Packet files contain raw packet data. This data can be represented in one of several different formats including a direct binary data dump, a list of mark timestamps, or as a two-dimensional image file. It should be noted that the various formats are not completely equivalent due to the fact that not all of the formats have the ability to unambiguously indicated the length of the packet. For instance, when creating an image file from a packet, additional packet bits are appended to completely define all image pixels. Conversely, when a timestamp file is read the resulting packet is only as large as required to contain the last mark in the file. Although no data will be lost, this can result in the lengthening or the shortening of packets as they are read or written in the various formats or converted between them.

Windows Bitmap File (*.bmp)

This is a standard Windows bitmap file with the restriction that only full-color and monochrome files can be read and only monochrome images can be written. Marks are represented by black pixels and spaces are represented by white pixels. The bits are mapped to the image row-by-row from bottom to top placing the first bit in the packet at the lower left pixel and the last bit in the packet, after extending the packet as necessary, at the upper right pixel.

BBC Binary Packet File (*.pkt)

This is a direct memory dump of the packet to a binary data file. Because no packet length information is included, if the number of bits in the packet is not evenly divisible by eight, then the packet will grow to the next length that is when the packet is read back in. These extra bits will be zero since extraneous bits in the internal packet representation are initialized to zero.

BBC Binary Timestamp File (*.bts)

This is a binary format containing the timestamps for each of the marks in the packet.
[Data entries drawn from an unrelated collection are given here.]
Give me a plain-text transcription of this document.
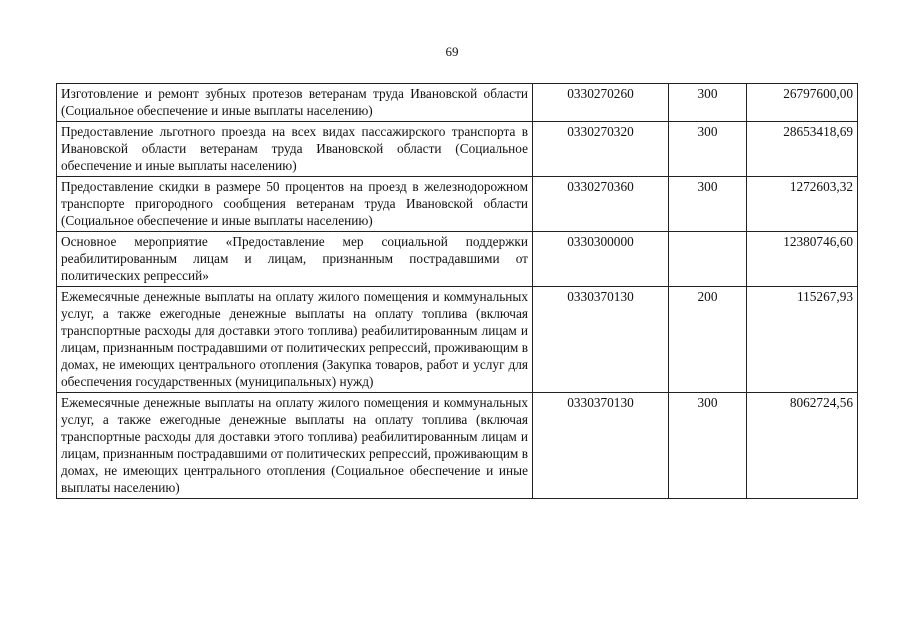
69
Изготовление и ремонт зубных протезов ветеранам труда Ивановской области (Социальное обеспечение и иные выплаты населению)	0330270260	300	26797600,00
Предоставление льготного проезда на всех видах пассажирского транспорта в Ивановской области ветеранам труда Ивановской области (Социальное обеспечение и иные выплаты населению)	0330270320	300	28653418,69
Предоставление скидки в размере 50 процентов на проезд в железнодорожном транспорте пригородного сообщения ветеранам труда Ивановской области (Социальное обеспечение и иные выплаты населению)	0330270360	300	1272603,32
Основное мероприятие «Предоставление мер социальной поддержки реабилитированным лицам и лицам, признанным пострадавшими от политических репрессий»	0330300000		12380746,60
Ежемесячные денежные выплаты на оплату жилого помещения и коммунальных услуг, а также ежегодные денежные выплаты на оплату топлива (включая транспортные расходы для доставки этого топлива) реабилитированным лицам и лицам, признанным пострадавшими от политических репрессий, проживающим в домах, не имеющих центрального отопления (Закупка товаров, работ и услуг для обеспечения государственных (муниципальных) нужд)	0330370130	200	115267,93
Ежемесячные денежные выплаты на оплату жилого помещения и коммунальных услуг, а также ежегодные денежные выплаты на оплату топлива (включая транспортные расходы для доставки этого топлива) реабилитированным лицам и лицам, признанным пострадавшими от политических репрессий, проживающим в домах, не имеющих центрального отопления (Социальное обеспечение и иные выплаты населению)	0330370130	300	8062724,56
Each timestamp is stored as a 32-bit unsigned integer in the native endian format. These files are normally organized in ascending order, but that is not required and should not be blindly assumed.

BBC ASCII Timestamp File (*.ats)

This is an ASCII text format containing the timestamps for each of the marks in the packet. Each timestamp appears on a separate line as an unsigned integer. These files are normally organized in ascending order, but that is not required and should not be blindly assumed.


Waveform Data Files

In most cases, a message is encoded into a data packet that is then modulated in some way to produce an analog waveform that is transmitted by the sender and received (including noise and/or corruption) by the receiver. The received waveform is then demodulated to produce a data packet that is then decoded to recover the messages.

Windows Wave File (*.wav)

This is a standard Windows wave file with the restriction that only 16-bit, uncompressed, monaural files are supported.

Time Sampled Data File (*.smp)

This is a ASCII text file in CSV (comma-separated value) format containing two values per line. The first is the time, in seconds, and the second is the signal amplitude at that time. The amplitudes are generic and may be integers or floating point values and they may or may not be normalized in some way. The BBC Processing Engine makes no assumptions in treats them as IEEE double precision floating point values.

USRP Data File (*.srp)

This is a binary file format consisting of quadrature (IQ) data pairs represented as IEEE single-precision floating point numbers. The first value was (or will be) mixed with the sine output of the USRP's NCO (numerically-controlled oscillator) while the second output was (or will be) mixed with the cosine output of the NCO. There is no time information stored in this file and it is therefore the responsibility of the user to track and supply any necessary sampling rate parameters.